Austin Williams has spend much of his time at Drexel in the shadows of stellar big men, but this year he has emerged from the shadows to lead the CAA in blocked shots. Although he was in foul trouble early, Stretch was able to come up with two key blocks and make some phenomenal interior plays on defense.

Alihan Demir, from Turkey by way of a Wyoming juco has been a pleasant surprise this year, and while he didn't have his best offensive game of the season, he enabled Spiker to play a speedy, small ball lineup to force turnovers because he did a great job rotating with Stretch and not allowing the offense to get behind him. 

Kurk Lee has had a rocky year adapting to a brand new team around him, but he never hung his head and it was his defensive pressure that led to many of the key second half turnovers. The kid from Baltimore who's father was a standout at rival Towson has found a place in Philly, a city that knows big things come in small packages. 

Miles Overton was a standout high school player in Philadelphia, but couldn't get his footing at Wake Forest. His time at Drexel has been marred by injuries, but he stepped up in a big way last night, knocking down two big three's.
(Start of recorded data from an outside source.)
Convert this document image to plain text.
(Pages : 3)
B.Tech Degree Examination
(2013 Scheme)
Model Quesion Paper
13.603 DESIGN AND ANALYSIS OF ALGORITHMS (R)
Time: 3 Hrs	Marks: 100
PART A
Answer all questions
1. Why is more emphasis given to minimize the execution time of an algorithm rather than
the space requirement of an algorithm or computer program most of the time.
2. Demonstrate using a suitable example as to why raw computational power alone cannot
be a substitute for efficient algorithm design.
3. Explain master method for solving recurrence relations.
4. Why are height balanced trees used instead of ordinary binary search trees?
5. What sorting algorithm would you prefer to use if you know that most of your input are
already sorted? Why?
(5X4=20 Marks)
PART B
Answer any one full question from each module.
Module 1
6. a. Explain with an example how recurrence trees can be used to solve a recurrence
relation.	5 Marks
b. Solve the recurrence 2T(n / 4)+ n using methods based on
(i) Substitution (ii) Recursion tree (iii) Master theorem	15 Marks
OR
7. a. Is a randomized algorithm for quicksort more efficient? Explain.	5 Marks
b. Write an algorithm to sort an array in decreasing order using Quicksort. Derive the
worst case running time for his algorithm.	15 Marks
Then there is Sammy Mojica. While I was at the first Drexel-Delaware game at Delaware, a woman sitting next to me asked if Mojica was a senior. I told her yes, to which she replied "thank goodness, I'm tired of watching him make three's against us." Mojica was the second leading scorer with 16 points, nine of which came on three's, but his veteran savvy was key on getting necessary stops. Mojica has gone through a lot in his time at Drexel, new coaches and new teammates, and although he doesn't say much, Sammy leads by example. 

When you put all of the pieces together, transfers, adversity, under appreciation, injuries, changes, long roads, etc. you can see that if any team was going to come back in win after being down 34 points, it was these Dragons, a team full of players who have done nothing but fight and claw their whole careers.

I hope we have been standing too close to the picture to see the pieces fitting together, and I hope this win starts a run that leads to a CAA Championship. 

That is what I hope for, but what I know for certain is this team will never quit.